Pay Equity Obligations for Small Businesses in Ontario

If your Ontario business has 10 or more employees, you have pay equity obligations. Here is what Oxford County employers need to know.

Feb 12, 2025 · 6 min read

Many growing businesses in Oxford County are surprised to learn that Ontario’s Pay Equity Act applies to all employers with 10 or more employees. Whether you are in manufacturing, agriculture, healthcare, or professional services, pay equity compliance is not optional.

What the Pay Equity Act requires

The Act requires employers to compare pay between male-dominated and female-dominated job classes. Where female-dominated classes are paid less for work of equal or comparable value, employers must adjust compensation.

Key requirements include:

  • Identifying job classes and determining gender predominance
  • Evaluating jobs using a gender-neutral comparison system based on skill, effort, responsibility, and working conditions
  • Calculating and implementing pay equity adjustments
  • Maintaining pay equity over time as roles and compensation change

Common gaps in Oxford County businesses

No formal job evaluation system

Many small employers set pay based on market rates, negotiation, or tenure. While understandable, this approach creates inconsistencies that the Act is designed to address.

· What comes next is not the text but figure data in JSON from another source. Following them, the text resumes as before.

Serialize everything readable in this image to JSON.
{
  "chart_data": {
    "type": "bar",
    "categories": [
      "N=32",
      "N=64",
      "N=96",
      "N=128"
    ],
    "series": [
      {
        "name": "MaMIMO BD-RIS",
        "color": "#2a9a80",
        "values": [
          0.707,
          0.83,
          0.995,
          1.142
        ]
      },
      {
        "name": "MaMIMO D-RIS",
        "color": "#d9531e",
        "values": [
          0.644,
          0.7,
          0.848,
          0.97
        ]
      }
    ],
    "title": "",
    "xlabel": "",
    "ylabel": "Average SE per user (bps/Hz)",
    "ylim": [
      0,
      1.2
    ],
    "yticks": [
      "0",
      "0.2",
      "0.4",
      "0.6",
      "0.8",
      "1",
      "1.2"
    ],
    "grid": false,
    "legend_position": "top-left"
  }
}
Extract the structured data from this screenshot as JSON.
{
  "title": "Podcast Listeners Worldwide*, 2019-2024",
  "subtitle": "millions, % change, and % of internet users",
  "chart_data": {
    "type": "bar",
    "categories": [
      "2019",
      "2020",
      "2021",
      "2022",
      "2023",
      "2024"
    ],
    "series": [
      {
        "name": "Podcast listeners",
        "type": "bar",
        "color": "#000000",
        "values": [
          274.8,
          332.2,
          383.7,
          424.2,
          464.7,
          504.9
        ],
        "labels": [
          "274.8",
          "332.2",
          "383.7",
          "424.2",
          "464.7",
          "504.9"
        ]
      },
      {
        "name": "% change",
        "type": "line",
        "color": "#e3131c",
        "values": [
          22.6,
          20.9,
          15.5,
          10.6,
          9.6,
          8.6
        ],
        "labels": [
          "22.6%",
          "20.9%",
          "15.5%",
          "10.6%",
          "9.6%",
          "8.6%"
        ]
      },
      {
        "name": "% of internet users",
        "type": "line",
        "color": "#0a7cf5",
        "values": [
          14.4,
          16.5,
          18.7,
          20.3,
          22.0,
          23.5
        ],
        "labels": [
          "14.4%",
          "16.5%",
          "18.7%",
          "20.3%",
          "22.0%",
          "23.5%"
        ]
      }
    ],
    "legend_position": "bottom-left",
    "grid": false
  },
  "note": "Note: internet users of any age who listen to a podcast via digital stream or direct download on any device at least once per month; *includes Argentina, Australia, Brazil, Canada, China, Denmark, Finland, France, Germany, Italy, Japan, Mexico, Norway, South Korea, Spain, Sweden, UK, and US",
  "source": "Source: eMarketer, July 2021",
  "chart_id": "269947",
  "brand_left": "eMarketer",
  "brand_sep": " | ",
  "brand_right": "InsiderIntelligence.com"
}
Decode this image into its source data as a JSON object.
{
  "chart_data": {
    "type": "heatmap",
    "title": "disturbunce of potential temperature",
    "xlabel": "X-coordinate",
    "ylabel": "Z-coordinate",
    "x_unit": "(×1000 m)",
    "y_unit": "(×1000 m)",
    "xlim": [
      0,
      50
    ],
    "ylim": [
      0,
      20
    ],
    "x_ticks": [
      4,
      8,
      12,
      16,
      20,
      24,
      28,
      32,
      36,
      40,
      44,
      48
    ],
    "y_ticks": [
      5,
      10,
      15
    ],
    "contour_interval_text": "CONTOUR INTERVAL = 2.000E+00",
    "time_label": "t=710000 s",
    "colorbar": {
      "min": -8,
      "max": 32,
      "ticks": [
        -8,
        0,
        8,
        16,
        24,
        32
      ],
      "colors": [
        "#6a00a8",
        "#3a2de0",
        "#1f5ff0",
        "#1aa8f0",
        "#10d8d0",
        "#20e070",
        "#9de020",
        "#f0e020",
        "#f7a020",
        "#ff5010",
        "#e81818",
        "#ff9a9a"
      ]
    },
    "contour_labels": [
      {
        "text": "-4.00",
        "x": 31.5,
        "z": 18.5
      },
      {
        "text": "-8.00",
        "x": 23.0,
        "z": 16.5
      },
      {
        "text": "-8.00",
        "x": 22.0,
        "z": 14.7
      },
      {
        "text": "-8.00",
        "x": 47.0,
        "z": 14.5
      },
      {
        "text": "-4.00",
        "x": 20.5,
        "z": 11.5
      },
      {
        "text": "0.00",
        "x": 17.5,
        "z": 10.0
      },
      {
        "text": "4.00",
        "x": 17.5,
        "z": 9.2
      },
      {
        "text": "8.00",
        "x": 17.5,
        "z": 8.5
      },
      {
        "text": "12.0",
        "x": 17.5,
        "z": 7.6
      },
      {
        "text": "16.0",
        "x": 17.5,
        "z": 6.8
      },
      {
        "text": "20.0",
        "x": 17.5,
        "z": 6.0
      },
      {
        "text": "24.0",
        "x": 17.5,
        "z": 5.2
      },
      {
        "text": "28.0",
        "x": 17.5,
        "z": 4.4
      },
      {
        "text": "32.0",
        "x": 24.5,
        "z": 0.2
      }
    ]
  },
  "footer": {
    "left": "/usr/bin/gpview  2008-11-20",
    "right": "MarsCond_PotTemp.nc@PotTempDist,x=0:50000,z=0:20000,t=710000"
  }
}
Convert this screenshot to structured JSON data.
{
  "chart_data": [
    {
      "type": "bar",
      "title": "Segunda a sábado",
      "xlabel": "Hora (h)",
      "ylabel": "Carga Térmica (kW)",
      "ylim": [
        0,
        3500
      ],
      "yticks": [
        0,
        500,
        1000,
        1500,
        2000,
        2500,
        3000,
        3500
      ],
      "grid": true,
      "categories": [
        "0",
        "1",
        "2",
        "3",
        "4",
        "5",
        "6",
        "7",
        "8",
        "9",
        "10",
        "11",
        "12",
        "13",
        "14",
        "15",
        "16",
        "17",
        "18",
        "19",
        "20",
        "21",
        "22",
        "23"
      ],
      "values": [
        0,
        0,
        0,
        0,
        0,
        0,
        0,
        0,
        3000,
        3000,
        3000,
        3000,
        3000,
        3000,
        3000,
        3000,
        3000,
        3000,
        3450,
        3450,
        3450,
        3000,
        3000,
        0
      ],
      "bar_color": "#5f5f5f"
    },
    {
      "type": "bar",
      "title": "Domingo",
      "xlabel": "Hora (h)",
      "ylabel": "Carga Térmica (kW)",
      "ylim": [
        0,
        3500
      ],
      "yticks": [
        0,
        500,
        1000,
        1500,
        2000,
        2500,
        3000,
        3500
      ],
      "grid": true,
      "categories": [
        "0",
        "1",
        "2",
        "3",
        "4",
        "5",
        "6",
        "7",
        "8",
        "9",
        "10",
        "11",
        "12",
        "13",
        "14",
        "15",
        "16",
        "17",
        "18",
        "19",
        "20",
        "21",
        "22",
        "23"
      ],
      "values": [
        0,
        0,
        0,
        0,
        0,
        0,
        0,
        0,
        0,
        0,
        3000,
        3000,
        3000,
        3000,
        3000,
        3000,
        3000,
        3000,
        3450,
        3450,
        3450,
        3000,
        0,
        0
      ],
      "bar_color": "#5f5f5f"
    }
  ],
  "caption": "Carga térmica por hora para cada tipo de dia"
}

Assuming compliance because pay seems fair

Pay equity is not about intent — it is about structure. Even well-meaning employers can have systemic gaps when pay decisions are made informally over time.

Not maintaining pay equity after initial compliance

Pay equity is ongoing. New hires, promotions, restructuring, and market adjustments can all affect compliance. Regular review is required.

Practical steps to get started

  1. Map your workforce — identify all job classes and determine gender predominance
  2. Evaluate roles — use a consistent, gender-neutral method to compare job value
  3. Analyze pay — identify gaps between comparable male and female job classes
  4. Build a plan — prioritize adjustments and document your approach
  5. Review regularly — add pay equity checkpoints to your annual HR cycle

Why this matters for retention

Beyond compliance, structured compensation builds trust. Employees in Oxford County’s competitive labour market are more likely to stay with organizations where pay decisions are transparent and defensible.

Leadership takeaway

Pay equity compliance protects your organization from legal risk and strengthens your reputation as a fair employer. For Oxford County businesses approaching or exceeding 10 employees, starting early makes the process manageable and cost-effective.